When you’re single, often dancing between movements and synagogues, and feeling at home nowhere but your own home, 25 hours without electricity can be an endlessly lonely time, starkly lacking in actual and spiritual illumination. And the more you know about observant Judaism, the worse it gets. Judaism should provide you with a framework for faith: Heschel aficionados will happily invoke the concept of Shabbat as a palace in time, wherein we are the monarchs of our lives, freed of the trappings and the worries of the everyday.

But for many singles who repeatedly experience the insulated isolation of Shabbat, a shameful truth emerges: Shabbat and holidays specifically, and Judaism as a whole, primarily provides a framework for family faith and community spirituality. Take away the family, community, neighborhood, or synagogue, and how many would still believe and observe from the core of their being? How much personal commitment comes from the desire to belong to a certain community? Why should I light candles if I find them so upsetting?"

"25 hours without electricity can be an endlessly lonely time . . ." Nobody talks about that, do they? How do single Orthodox Jews survive for the many hours during which they can't use the phone or the computer, and can't watch TV or movies, listen to radio, or play music, hours during which they have, literally, no one to talk to and nothing to watch or listen to? How many hours can one spending reading and napping on a long and rainy afternoon in the summer, when Shabbat (Sabbath) lasts past 9 PM?

The use of electricity on Shabbat or Yom Tov (a Pilgrimage Festival) may not be a concern for me, but still, the prospect of spending these days alone is not something to which I look forward. I'm in my mid-fifties, married to a man in his early sixties, with a son in his early twenties who'll be off on his own in a few years. Thirty years from now, I'll be back in the same boat that I was in when I was in my twenties—I'll be single again. It's tough enough no longer having a child to bless on Friday nights. How will it feel, lighting candles alone again after so many years?


Blogger Maya Resnikoff said...

I'm in my 20s, single, and Thank G-d, lucky enough to have some lovely friends with whom to make shabbos meals and spend time. Someday, may it be many, many years from now, should you end up alone, maybe there will some other older Jewish ladies and gentlemen in your area with whom you can make shabbat meals. It takes some planning that the families don't have to do- but you also get to do less cooking.

Fri Apr 18, 01:45:00 AM 2008  
Blogger Shira Salamone said...

That will depend largely on where I end up living, and who else is living there. But I certainly hope to be able to share Shabbat with other widows and widowers, when the time comes that I join that camp.

Wed Apr 23, 12:34:00 AM 2008  
Anonymous Anonymous said...

Actually, I find shabbat alone quite nice.

But that's because I plan out my time- I devote my "alone shabboses" to something I won't do during the week - Torah study broadly defined [OK, VERY broadly defined], by which I mean reading about Judaism- or religion- related matters. I usually get through a book every week or two, and over the past seven years or so have evolved from being totally ignorant to merely being ill-informed.

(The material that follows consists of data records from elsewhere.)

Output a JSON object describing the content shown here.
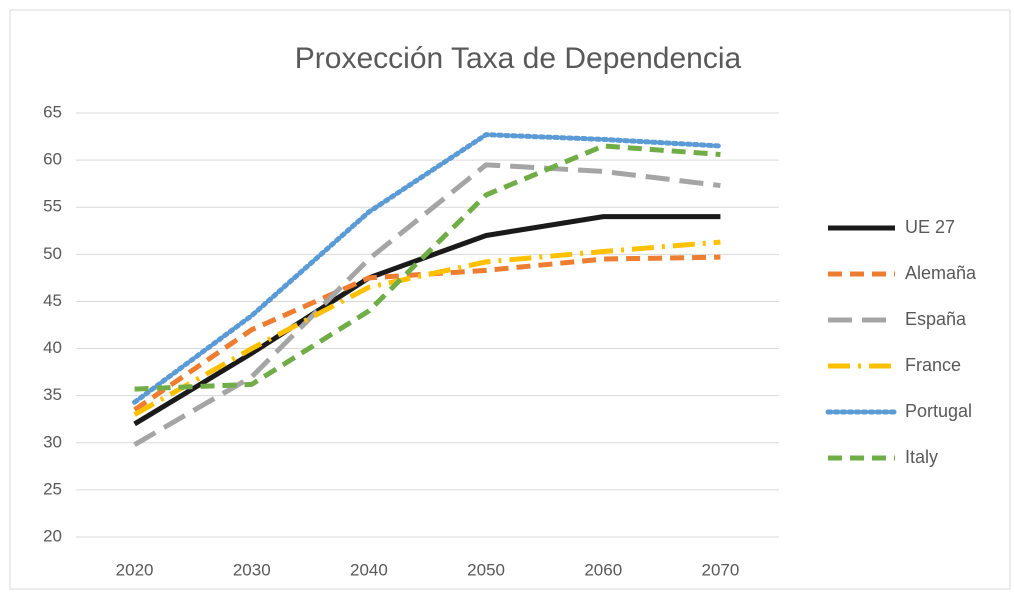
{
  "chart_data": {
    "type": "line",
    "title": "Proxección Taxa de Dependencia",
    "categories": [
      "2020",
      "2030",
      "2040",
      "2050",
      "2060",
      "2070"
    ],
    "ylim": [
      20,
      65
    ],
    "yticks": [
      20,
      25,
      30,
      35,
      40,
      45,
      50,
      55,
      60,
      65
    ],
    "grid": true,
    "legend": "right",
    "series": [
      {
        "name": "UE 27",
        "color": "#1a1a1a",
        "dash": "solid",
        "values": [
          32,
          39.5,
          47.5,
          52,
          54,
          54
        ]
      },
      {
        "name": "Alemaña",
        "color": "#ed7d31",
        "dash": "dash",
        "values": [
          33.5,
          42,
          47.5,
          48.3,
          49.5,
          49.7
        ]
      },
      {
        "name": "España",
        "color": "#a5a5a5",
        "dash": "longdash",
        "values": [
          29.8,
          37,
          49.5,
          59.5,
          58.8,
          57.3
        ]
      },
      {
        "name": "France",
        "color": "#ffc000",
        "dash": "dashdot",
        "values": [
          33,
          40,
          46.5,
          49.2,
          50.3,
          51.3
        ]
      },
      {
        "name": "Portugal",
        "color": "#5b9bd5",
        "dash": "dot",
        "values": [
          34.3,
          43.5,
          54.5,
          62.7,
          62.2,
          61.5
        ]
      },
      {
        "name": "Italy",
        "color": "#70ad47",
        "dash": "dash",
        "values": [
          35.7,
          36.2,
          44,
          56.3,
          61.5,
          60.6
        ]
      }
    ]
  }
}
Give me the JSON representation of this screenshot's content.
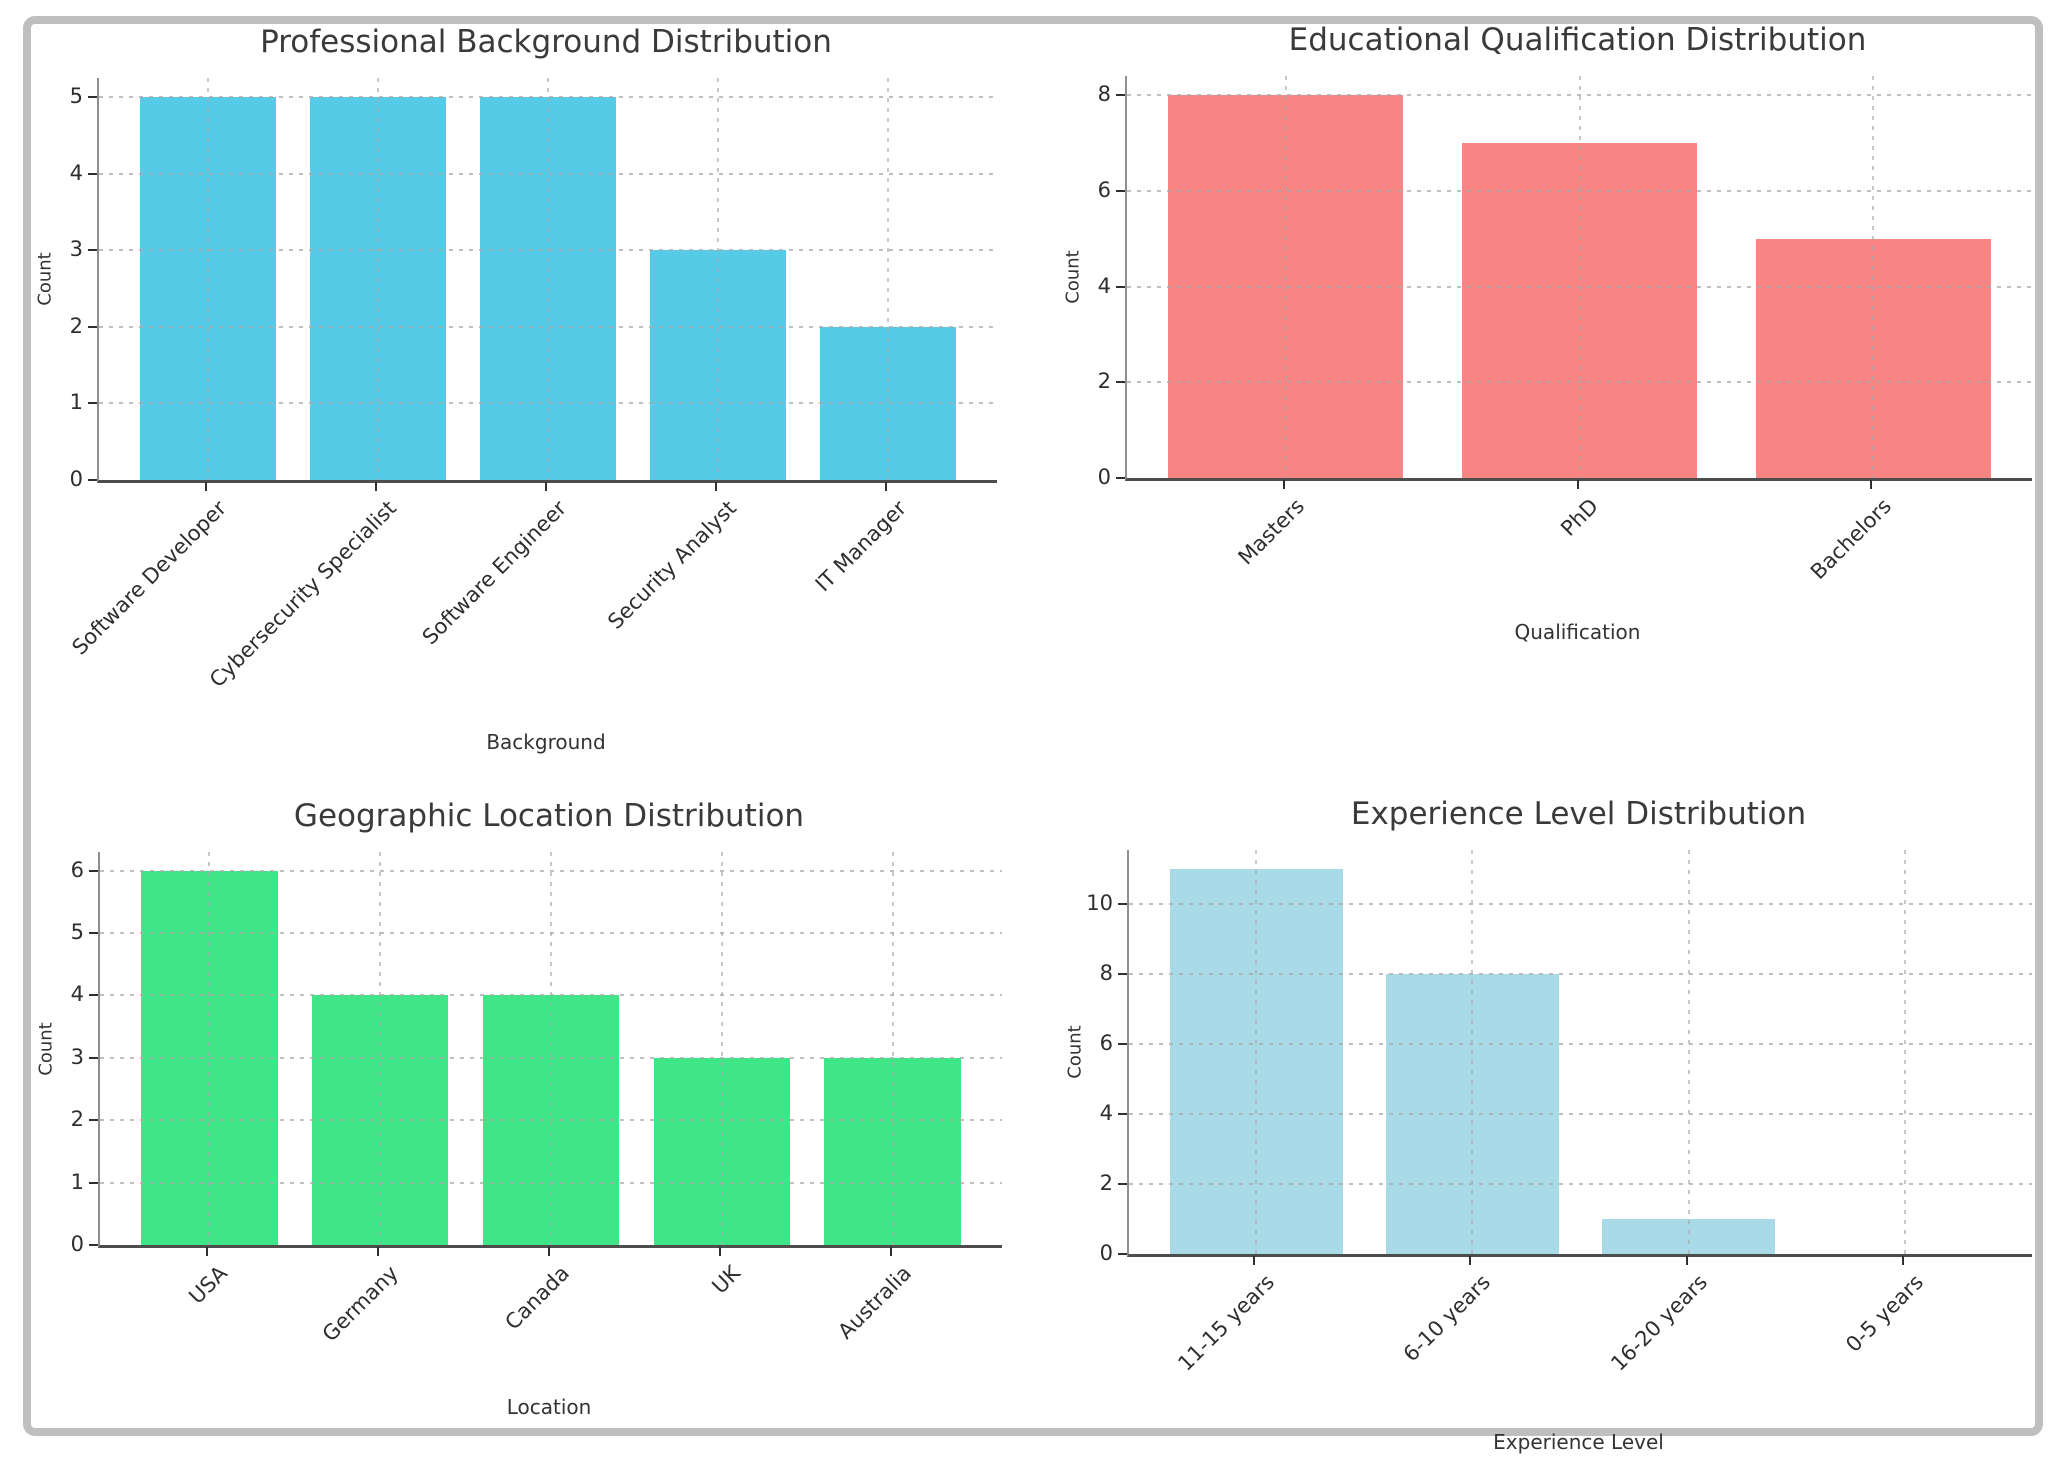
{
  "figure": {
    "background_color": "#ffffff",
    "border_color": "#bfbfbf"
  },
  "chart_data": [
    {
      "type": "bar",
      "title": "Professional Background Distribution",
      "xlabel": "Background",
      "ylabel": "Count",
      "categories": [
        "Software Developer",
        "Cybersecurity Specialist",
        "Software Engineer",
        "Security Analyst",
        "IT Manager"
      ],
      "values": [
        5,
        5,
        5,
        3,
        2
      ],
      "bar_color": "#55CBE8",
      "yticks": [
        0,
        1,
        2,
        3,
        4,
        5
      ],
      "ylim": [
        0,
        5.25
      ],
      "grid": "dashed-both-axes",
      "legend": "none"
    },
    {
      "type": "bar",
      "title": "Educational Qualification Distribution",
      "xlabel": "Qualification",
      "ylabel": "Count",
      "categories": [
        "Masters",
        "PhD",
        "Bachelors"
      ],
      "values": [
        8,
        7,
        5
      ],
      "bar_color": "#F88484",
      "yticks": [
        0,
        2,
        4,
        6,
        8
      ],
      "ylim": [
        0,
        8.4
      ],
      "grid": "dashed-both-axes",
      "legend": "none"
    },
    {
      "type": "bar",
      "title": "Geographic Location Distribution",
      "xlabel": "Location",
      "ylabel": "Count",
      "categories": [
        "USA",
        "Germany",
        "Canada",
        "UK",
        "Australia"
      ],
      "values": [
        6,
        4,
        4,
        3,
        3
      ],
      "bar_color": "#3FE687",
      "yticks": [
        0,
        1,
        2,
        3,
        4,
        5,
        6
      ],
      "ylim": [
        0,
        6.3
      ],
      "grid": "dashed-both-axes",
      "legend": "none"
    },
    {
      "type": "bar",
      "title": "Experience Level Distribution",
      "xlabel": "Experience Level",
      "ylabel": "Count",
      "categories": [
        "11-15 years",
        "6-10 years",
        "16-20 years",
        "0-5 years"
      ],
      "values": [
        11,
        8,
        1,
        0
      ],
      "bar_color": "#A9DAE8",
      "yticks": [
        0,
        2,
        4,
        6,
        8,
        10
      ],
      "ylim": [
        0,
        11.55
      ],
      "grid": "dashed-both-axes",
      "legend": "none"
    }
  ]
}
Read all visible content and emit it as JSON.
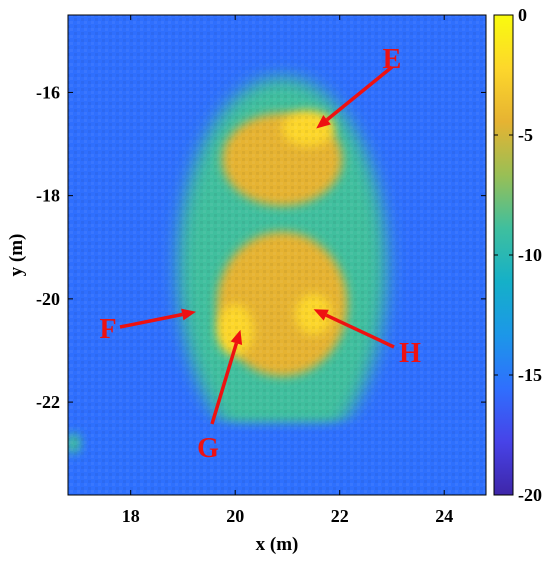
{
  "chart_data": {
    "type": "heatmap",
    "title": "",
    "xlabel": "x (m)",
    "ylabel": "y (m)",
    "xlim": [
      16.8,
      24.8
    ],
    "ylim": [
      -23.8,
      -14.5
    ],
    "xticks": [
      "18",
      "20",
      "22",
      "24"
    ],
    "yticks": [
      "-16",
      "-18",
      "-20",
      "-22"
    ],
    "colorbar": {
      "range": [
        -20,
        0
      ],
      "ticks": [
        "0",
        "-5",
        "-10",
        "-15",
        "-20"
      ],
      "colormap": "parula"
    },
    "background_level": -15,
    "features": [
      {
        "shape": "ellipse",
        "cx": 20.9,
        "cy": -19.4,
        "rx": 2.0,
        "ry": 3.7,
        "level": -9
      },
      {
        "shape": "ellipse",
        "cx": 20.9,
        "cy": -17.3,
        "rx": 1.15,
        "ry": 0.9,
        "level": -3.5
      },
      {
        "shape": "ellipse",
        "cx": 20.9,
        "cy": -20.1,
        "rx": 1.25,
        "ry": 1.4,
        "level": -3.5
      },
      {
        "shape": "ellipse",
        "cx": 21.4,
        "cy": -16.7,
        "rx": 0.5,
        "ry": 0.35,
        "level": -2
      },
      {
        "shape": "ellipse",
        "cx": 20.0,
        "cy": -20.6,
        "rx": 0.35,
        "ry": 0.5,
        "level": -2
      },
      {
        "shape": "ellipse",
        "cx": 21.5,
        "cy": -20.3,
        "rx": 0.35,
        "ry": 0.4,
        "level": -2
      },
      {
        "shape": "band",
        "y_from": -23.8,
        "y_to": -22.4,
        "level": -16
      },
      {
        "shape": "ellipse",
        "cx": 16.9,
        "cy": -22.8,
        "rx": 0.15,
        "ry": 0.2,
        "level": -8
      }
    ],
    "annotations": [
      {
        "label": "E",
        "tip_x": 21.55,
        "tip_y": -16.7
      },
      {
        "label": "F",
        "tip_x": 19.25,
        "tip_y": -20.25
      },
      {
        "label": "G",
        "tip_x": 20.1,
        "tip_y": -20.6
      },
      {
        "label": "H",
        "tip_x": 21.5,
        "tip_y": -20.2
      }
    ]
  },
  "colors": {
    "annotation": "#ee1111",
    "parula": [
      "#3e26a8",
      "#4743e8",
      "#2f6ffe",
      "#1c97e8",
      "#15b0c8",
      "#3fbf9e",
      "#99bf55",
      "#e6b332",
      "#fdd72b",
      "#f9fb0e"
    ]
  }
}
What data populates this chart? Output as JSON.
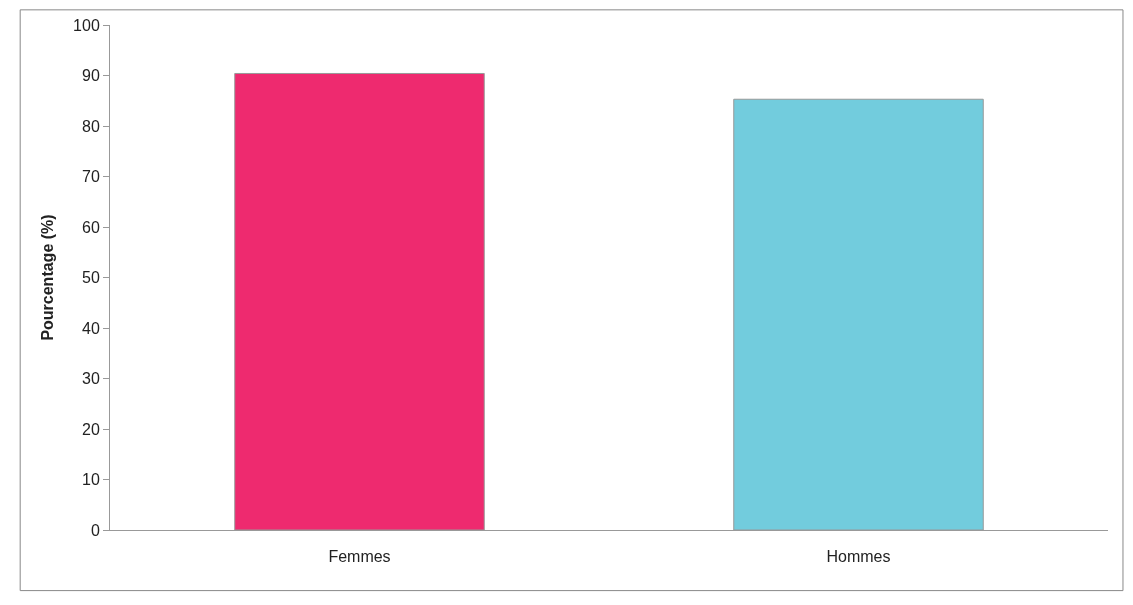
{
  "chart_data": {
    "type": "bar",
    "ylabel": "Pourcentage (%)",
    "categories": [
      "Femmes",
      "Hommes"
    ],
    "values": [
      90.4,
      85.3
    ],
    "colors": [
      "#ee2a6f",
      "#72ccdd"
    ],
    "ylim": [
      0,
      100
    ],
    "yticks": [
      0,
      10,
      20,
      30,
      40,
      50,
      60,
      70,
      80,
      90,
      100
    ],
    "grid": false
  }
}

Once or twice a month, I spend shabbos with relatives 300 miles away - usually being pulled like a wishbone by nieces competing to play with me. As pleasant as this is, I'm glad I don't do it every week.

Wed Apr 23, 04:59:00 PM 2008  
Blogger Shira Salamone said...

Reading, particularly on Jewish subjects, is another good option for Shabbat, and certainly one for which I'll have to plan better for those Shabbatot when I'll be by myself.